There are also problems with sentence structure, punctuation, word choice, and wider grammatical problems. Basic spellcheckers only catch the first type. For everything else, you need more refined tools - or a human editor.
This is where AI writing assistants have legitimately changed the game. The landscape for proofreading your content has shifted in just the past few years.
Fixing Basic Typos - WordPress Options
If you’re running a WordPress site, one of the easiest plugin options is WP Spell Check, which has been available since 2015. The free version is limited primarily to basic content and author bios. But paid tiers (Bronze at $25 for a single site, Silver at $69 for five sites, and Gold at $289 for 30 sites) unlock metadata scanning, higher page limits, and extra field checks across things like WooCommerce products, page slugs, tag descriptions, and more.

Another strong option is the WProofreader plugin, which supports spell-check across 6 languages and processes up to 10,000 words per day for a single website on the free tier. It integrates directly into the WordPress editor and checks content inline as you write or edit, which makes it a more seamless experience for users. If you’re unsure what plugins to install on a new WordPress site, starting with a proofreading tool is a solid choice.
Both plugins are worth testing depending on your site’s size and language needs. If you run a multilingual site, WProofreader’s language support gives it an advantage for basic spell-checking.
Grammar and Style Checks - AI Has Changed Everything
AI tools have transformed grammar checking, and as of 2026, there’s no reason to depend only on manual editing or outdated browser-based grammar checkers.
Here are the main tools worth knowing about:

- Grammarly Premium - Goes well beyond spelling and grammar. It checks tone, clarity, engagement, and plagiarism against over 16 billion web pages. Its AI suggestions have become significantly more context-aware in recent years and it integrates directly into browsers, Google Docs, and most writing environments.
- LanguageTool - An excellent option especially for multilingual blogs, supporting more than 30 languages and dialects. It catches grammar, style, and punctuation issues and has both browser extensions and a standalone editor.
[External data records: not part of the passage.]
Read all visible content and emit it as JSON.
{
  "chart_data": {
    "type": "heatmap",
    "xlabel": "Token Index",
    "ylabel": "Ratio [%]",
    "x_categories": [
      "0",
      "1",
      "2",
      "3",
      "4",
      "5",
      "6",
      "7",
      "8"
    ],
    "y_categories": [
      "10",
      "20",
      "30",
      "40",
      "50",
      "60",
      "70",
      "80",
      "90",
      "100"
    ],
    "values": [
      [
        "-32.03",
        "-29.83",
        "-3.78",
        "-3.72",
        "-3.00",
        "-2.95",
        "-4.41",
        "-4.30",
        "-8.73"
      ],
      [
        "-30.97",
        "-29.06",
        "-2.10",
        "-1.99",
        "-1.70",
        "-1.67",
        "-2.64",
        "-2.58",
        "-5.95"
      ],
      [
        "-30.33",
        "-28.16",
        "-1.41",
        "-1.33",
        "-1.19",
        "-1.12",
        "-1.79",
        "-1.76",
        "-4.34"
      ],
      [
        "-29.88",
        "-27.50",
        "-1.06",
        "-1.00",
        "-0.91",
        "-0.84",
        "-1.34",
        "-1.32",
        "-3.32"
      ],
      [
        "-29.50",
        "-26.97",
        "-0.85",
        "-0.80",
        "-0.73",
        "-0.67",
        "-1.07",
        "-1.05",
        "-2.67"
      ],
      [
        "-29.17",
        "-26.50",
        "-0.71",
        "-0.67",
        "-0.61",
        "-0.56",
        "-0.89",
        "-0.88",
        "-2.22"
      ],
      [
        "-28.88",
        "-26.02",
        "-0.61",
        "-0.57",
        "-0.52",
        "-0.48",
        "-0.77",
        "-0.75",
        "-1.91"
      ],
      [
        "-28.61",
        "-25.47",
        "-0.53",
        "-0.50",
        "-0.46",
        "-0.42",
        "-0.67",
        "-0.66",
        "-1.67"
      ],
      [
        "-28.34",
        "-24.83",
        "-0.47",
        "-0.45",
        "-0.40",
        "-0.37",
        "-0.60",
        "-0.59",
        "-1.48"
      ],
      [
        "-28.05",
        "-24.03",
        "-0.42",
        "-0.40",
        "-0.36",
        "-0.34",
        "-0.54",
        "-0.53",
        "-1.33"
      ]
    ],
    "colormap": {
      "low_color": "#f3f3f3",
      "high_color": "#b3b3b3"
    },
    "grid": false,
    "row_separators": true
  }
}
- AI writing assistants (ChatGPT, Claude, Gemini, etc.) - As of 2026, pasting your content into a capable AI model and asking it to proofread and identify errors is one of the fastest and most thorough methods available. These tools understand context, tone, and style in ways that rule-based grammar checkers still can’t fully replicate.
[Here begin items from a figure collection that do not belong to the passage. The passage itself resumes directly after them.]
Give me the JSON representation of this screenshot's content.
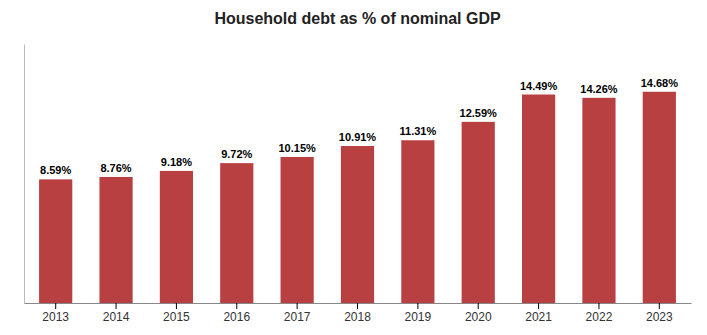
{
  "chart_data": {
    "type": "bar",
    "title": "Household debt as % of nominal GDP",
    "categories": [
      "2013",
      "2014",
      "2015",
      "2016",
      "2017",
      "2018",
      "2019",
      "2020",
      "2021",
      "2022",
      "2023"
    ],
    "values": [
      8.59,
      8.76,
      9.18,
      9.72,
      10.15,
      10.91,
      11.31,
      12.59,
      14.49,
      14.26,
      14.68
    ],
    "value_labels": [
      "8.59%",
      "8.76%",
      "9.18%",
      "9.72%",
      "10.15%",
      "10.91%",
      "11.31%",
      "12.59%",
      "14.49%",
      "14.26%",
      "14.68%"
    ],
    "data_labels": true,
    "color": "#b94040",
    "ylim": [
      0,
      18
    ],
    "grid": false,
    "tick_labels": "x"
  }
}
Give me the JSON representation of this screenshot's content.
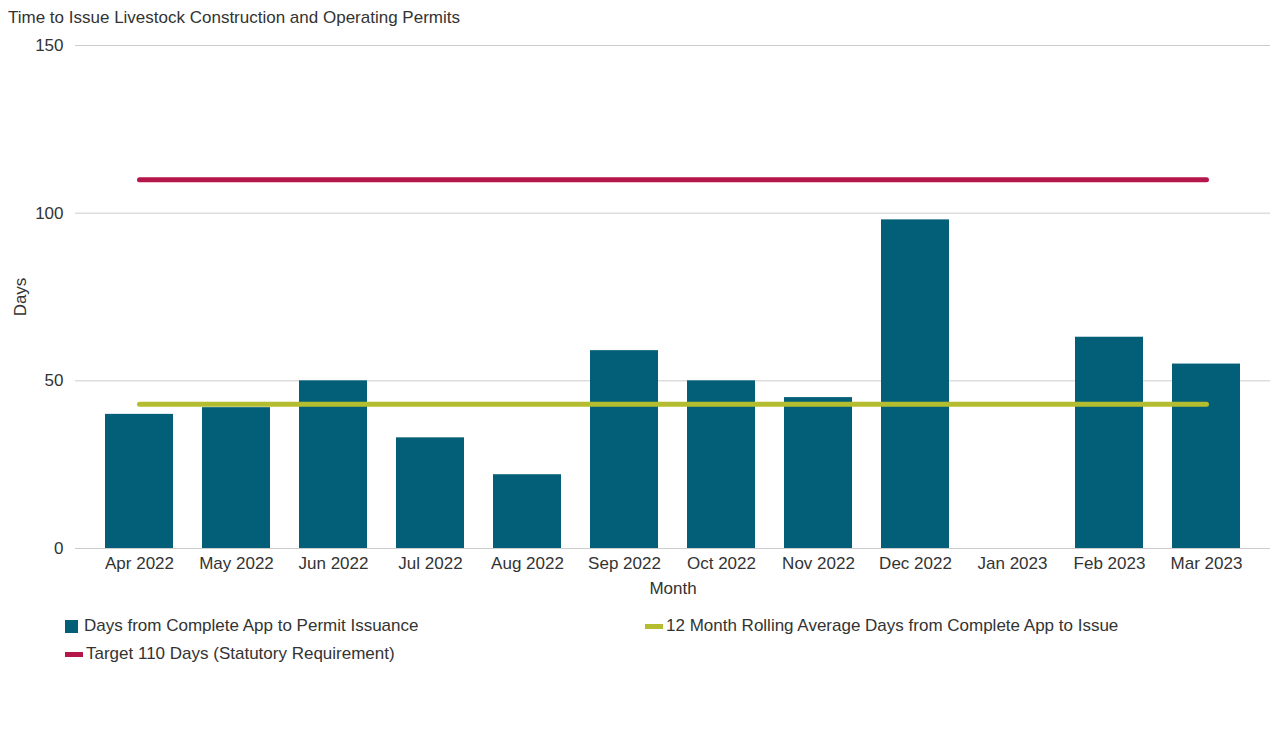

The honest truth is that a layered strategy works best: write your draft, run it through an AI assistant or Grammarly for grammar and style, then use a WordPress plugin like WP Spell Check or WProofreader to catch anything that slipped through at the CMS level. If your blog is a business asset, a human editor looking over high-traffic posts is still worth the investment - but for most bloggers, the combination of AI tools and a plugin will get you very close to error-free content.
Once you build this workflow into your publishing process, you’ll find your typo rates drop dramatically - and your content’s credibility, engagement, and search performance will improve along with it.